The story starts out with Bwana and Kito running a derelict gas station in a place called Kingsport Bay. One day, a lady named Lina shows up and turns their lives upside down with an almost never ending adventure that starts with a book titled “The Journal of The Journey Down.” This book isn’t like any other, as it was written by Bwana and Kito’s adopted father Kaonandodo. Eventually, the trio find themselves in the middle of nowhere inside of a crashed plane, which is where chapter two begins. After the crash, our trio is rescued by a group of lost Misters who take them aboard their ship after catching the plane in their eel net to keep it from falling farther down into the mist. The Misters are so named because most of their world is covered by a thick and unbreakable mist with untold horrors within.

After helping the lost Misters find out where they are and how to get to the closest port, the trio ends up in Port Artue, a dark and dirt-filled city, where Bwana and Kito are arrested for unknown reasons, and Lina is taken into custody by the corrupt police chief, Barlow. Bwana and Kito escape to the city and eventually find Lina and their wrecked, and now impounded, plane. While Kito repairs the plane, Bwana and Lina attempt to uncover the mystery as to why Barlow and the St. Armando Power Company are trying to cover up information about The Underland.

After a brief visit to an old police station, Bwana and Lina find that Kaonandodo wasn’t alone when he explored The Underland. It turns out that Barlow was also part of the expedition and was one of the many people put in charge of keeping it a secret. Once Bwana and Lina make it back to the city, Barlow helps them escape from the St. Armando Power Company’s private mercenaries and gives up his life to redeem himself for turning into the crooked police chief he is. With Barlow gone and the power company hot on their tails, our trio risks it all and takes their plane on a nose dive through the mist, setting foot on their own journey down to The Underland.

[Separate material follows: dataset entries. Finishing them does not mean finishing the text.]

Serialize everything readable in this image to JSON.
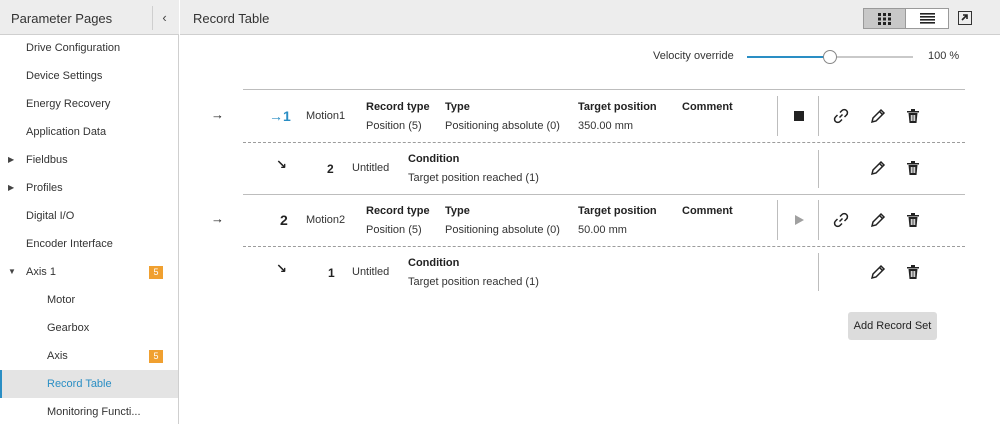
{
  "sidebar": {
    "title": "Parameter Pages",
    "collapse_glyph": "‹",
    "items": [
      {
        "label": "Drive Configuration"
      },
      {
        "label": "Device Settings"
      },
      {
        "label": "Energy Recovery"
      },
      {
        "label": "Application Data"
      },
      {
        "label": "Fieldbus"
      },
      {
        "label": "Profiles"
      },
      {
        "label": "Digital I/O"
      },
      {
        "label": "Encoder Interface"
      },
      {
        "label": "Axis 1",
        "badge": "5"
      },
      {
        "label": "Motor"
      },
      {
        "label": "Gearbox"
      },
      {
        "label": "Axis",
        "badge": "5"
      },
      {
        "label": "Record Table"
      },
      {
        "label": "Monitoring Functi..."
      }
    ]
  },
  "header": {
    "title": "Record Table"
  },
  "velocity": {
    "label": "Velocity override",
    "value_text": "100 %",
    "fraction": 0.5
  },
  "records": [
    {
      "arrow": "→",
      "number": "→1",
      "name": "Motion1",
      "record_type_label": "Record type",
      "record_type_value": "Position (5)",
      "type_label": "Type",
      "type_value": "Positioning absolute (0)",
      "target_label": "Target position",
      "target_value": "350.00 mm",
      "comment_label": "Comment",
      "step": {
        "glyph": "↘",
        "number": "2",
        "name": "Untitled",
        "condition_label": "Condition",
        "condition_value": "Target position reached (1)"
      }
    },
    {
      "arrow": "→",
      "number": "2",
      "name": "Motion2",
      "record_type_label": "Record type",
      "record_type_value": "Position (5)",
      "type_label": "Type",
      "type_value": "Positioning absolute (0)",
      "target_label": "Target position",
      "target_value": "50.00 mm",
      "comment_label": "Comment",
      "step": {
        "glyph": "↘",
        "number": "1",
        "name": "Untitled",
        "condition_label": "Condition",
        "condition_value": "Target position reached (1)"
      }
    }
  ],
  "add_button_label": "Add Record Set",
  "icons": {
    "stop": "stop-icon",
    "play": "play-icon",
    "link": "link-icon",
    "edit": "pencil-icon",
    "delete": "trash-icon"
  },
  "colors": {
    "accent": "#2a8ec4",
    "badge": "#f0a030"
  }
}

The Journey Down is simply stunning; the scenery and the places you visit are all hand painted and done very well. The characters have their own individuality as their looks are all based on Afro-Caribbean art and culture. The music in the game is fitting for the scenes it’s in and really drives home the whole old jazzy vibe of the game and the city of Port Artue. As you might’ve guessed from my description above, I’m a sucker for a good story, and The Journey Down has a phenomenally gripping plot that made me wonder what was going to happen next. The Journey Down also had a way of mixing comedy into some of its scenes, which made me appreciate the game even more. One example of this is the prison scene where, in order to free Bwana from his chains, you have to make him kick Kito’s bunk three times. That causes Kito to hit his head on Bwana’s chains and break their lock. That scene made me laugh; the solution was so simple and out-in-the-open. And even though Kito hits his head, he still laughs along with Bwana at the fact that the bunk is broken.

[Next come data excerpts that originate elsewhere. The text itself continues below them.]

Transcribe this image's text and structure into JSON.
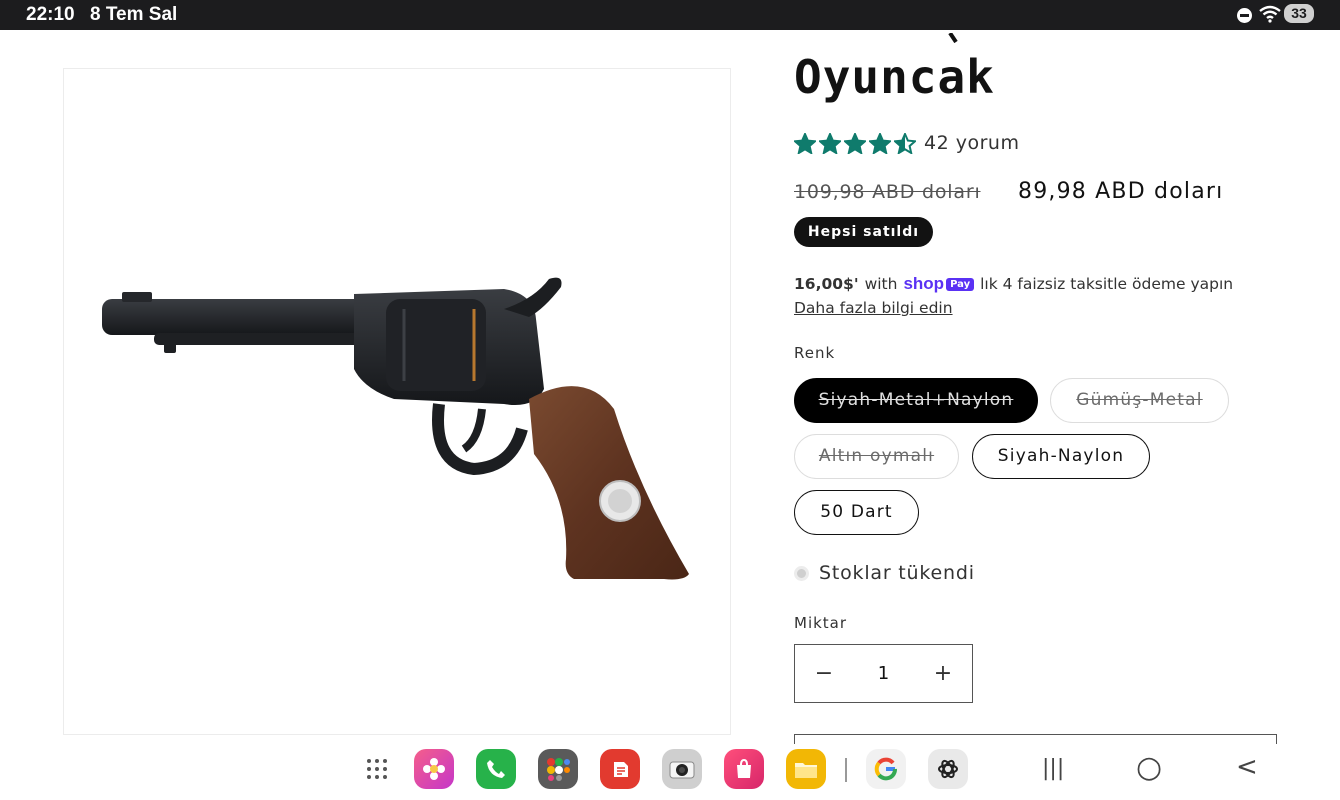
{
  "status_bar": {
    "time": "22:10",
    "date": "8 Tem Sal",
    "battery": "33"
  },
  "product": {
    "title": "Oyuncak",
    "rating": {
      "value": 4.5,
      "max": 5,
      "text": "42 yorum",
      "star_color": "#0f7b6c"
    },
    "price": {
      "regular": "109,98 ABD doları",
      "sale": "89,98 ABD doları"
    },
    "badge": "Hepsi satıldı",
    "installment": {
      "amount": "16,00$'",
      "with": "with",
      "brand": "shop",
      "pay_chip": "Pay",
      "text": "lık 4 faizsiz taksitle ödeme yapın",
      "learn_more": "Daha fazla bilgi edin"
    },
    "color_label": "Renk",
    "variants": [
      {
        "label": "Siyah-Metal+Naylon",
        "selected": true,
        "available": false
      },
      {
        "label": "Gümüş-Metal",
        "selected": false,
        "available": false
      },
      {
        "label": "Altın oymalı",
        "selected": false,
        "available": false
      },
      {
        "label": "Siyah-Naylon",
        "selected": false,
        "available": true
      },
      {
        "label": "50 Dart",
        "selected": false,
        "available": true
      }
    ],
    "stock_status": "Stoklar tükendi",
    "quantity_label": "Miktar",
    "quantity": "1",
    "qty_minus": "−",
    "qty_plus": "+"
  },
  "dock": {
    "apps": [
      {
        "name": "apps-grid-icon"
      },
      {
        "name": "gallery-icon",
        "color": "#e8407a"
      },
      {
        "name": "phone-icon",
        "color": "#27b24a"
      },
      {
        "name": "folder-apps-icon",
        "color": "#5a5a5a"
      },
      {
        "name": "notes-icon",
        "color": "#e23a2f"
      },
      {
        "name": "camera-icon",
        "color": "#cfcfcf"
      },
      {
        "name": "store-icon",
        "color": "#e8356e"
      },
      {
        "name": "files-icon",
        "color": "#f2b705"
      },
      {
        "name": "google-icon",
        "color": "#f1f1f1"
      },
      {
        "name": "chatgpt-icon",
        "color": "#e9e9e9"
      }
    ],
    "nav": {
      "recents": "|||",
      "home": "○",
      "back": "<"
    }
  }
}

The gameplay was simple, really: move the cursor to where you want Bwana to walk or what you want him to interact with, and he does so by moving something or combining something else with a part of the scenery. There are no quick time events and no buggy movements, just a point-and-click mechanic and a few buttons to open and interact with your inventory and the items within.

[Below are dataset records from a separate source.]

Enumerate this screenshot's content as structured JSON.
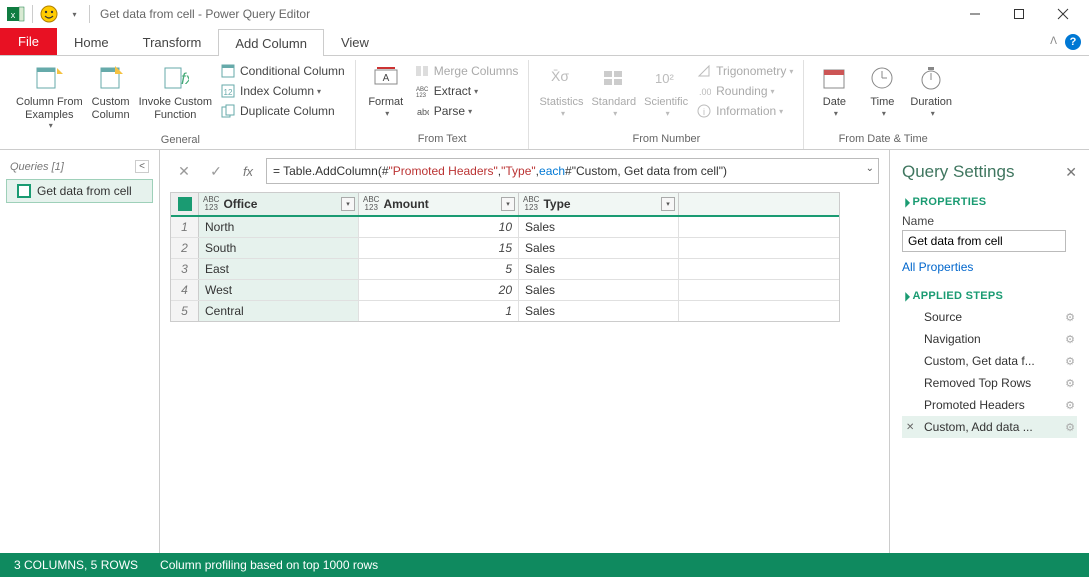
{
  "window": {
    "title": "Get data from cell - Power Query Editor"
  },
  "tabs": {
    "file": "File",
    "home": "Home",
    "transform": "Transform",
    "add_column": "Add Column",
    "view": "View"
  },
  "ribbon": {
    "general": {
      "label": "General",
      "col_from_examples": "Column From\nExamples",
      "custom_column": "Custom\nColumn",
      "invoke_custom_func": "Invoke Custom\nFunction",
      "conditional_column": "Conditional Column",
      "index_column": "Index Column",
      "duplicate_column": "Duplicate Column"
    },
    "from_text": {
      "label": "From Text",
      "format": "Format",
      "merge": "Merge Columns",
      "extract": "Extract",
      "parse": "Parse"
    },
    "from_number": {
      "label": "From Number",
      "statistics": "Statistics",
      "standard": "Standard",
      "scientific": "Scientific",
      "trig": "Trigonometry",
      "rounding": "Rounding",
      "information": "Information"
    },
    "from_datetime": {
      "label": "From Date & Time",
      "date": "Date",
      "time": "Time",
      "duration": "Duration"
    }
  },
  "queries": {
    "header": "Queries [1]",
    "items": [
      "Get data from cell"
    ]
  },
  "formula": {
    "prefix": "= Table.AddColumn(#",
    "arg1": "\"Promoted Headers\"",
    "sep1": ", ",
    "arg2": "\"Type\"",
    "sep2": ", ",
    "kw": "each",
    "rest": " #\"Custom, Get data from cell\")"
  },
  "table": {
    "col_office": "Office",
    "col_amount": "Amount",
    "col_type": "Type",
    "type_prefix": "ABC\n123",
    "rows": [
      {
        "n": 1,
        "office": "North",
        "amount": "10",
        "type": "Sales"
      },
      {
        "n": 2,
        "office": "South",
        "amount": "15",
        "type": "Sales"
      },
      {
        "n": 3,
        "office": "East",
        "amount": "5",
        "type": "Sales"
      },
      {
        "n": 4,
        "office": "West",
        "amount": "20",
        "type": "Sales"
      },
      {
        "n": 5,
        "office": "Central",
        "amount": "1",
        "type": "Sales"
      }
    ]
  },
  "settings": {
    "title": "Query Settings",
    "properties": "PROPERTIES",
    "name_label": "Name",
    "name_value": "Get data from cell",
    "all_props": "All Properties",
    "applied_steps": "APPLIED STEPS",
    "steps": [
      {
        "label": "Source",
        "gear": true
      },
      {
        "label": "Navigation",
        "gear": true
      },
      {
        "label": "Custom, Get data f...",
        "gear": true
      },
      {
        "label": "Removed Top Rows",
        "gear": true
      },
      {
        "label": "Promoted Headers",
        "gear": true
      },
      {
        "label": "Custom, Add data ...",
        "gear": true,
        "active": true
      }
    ]
  },
  "status": {
    "left": "3 COLUMNS, 5 ROWS",
    "right": "Column profiling based on top 1000 rows"
  }
}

The Journey Down is a game I’d highly recommend to someone who wants to experience a compelling story with eye-catching artwork and pleasing music – without a myriad of buttons to press. The character interactions and the comedy that’s added on gave me a good laugh whenever they appeared and I know that they can do the same for others that experience them.

Ronald Gordon is a New York Videogame Critics Circle intern, part of our ongoing partnership with Bronx’s DreamYard Prep School.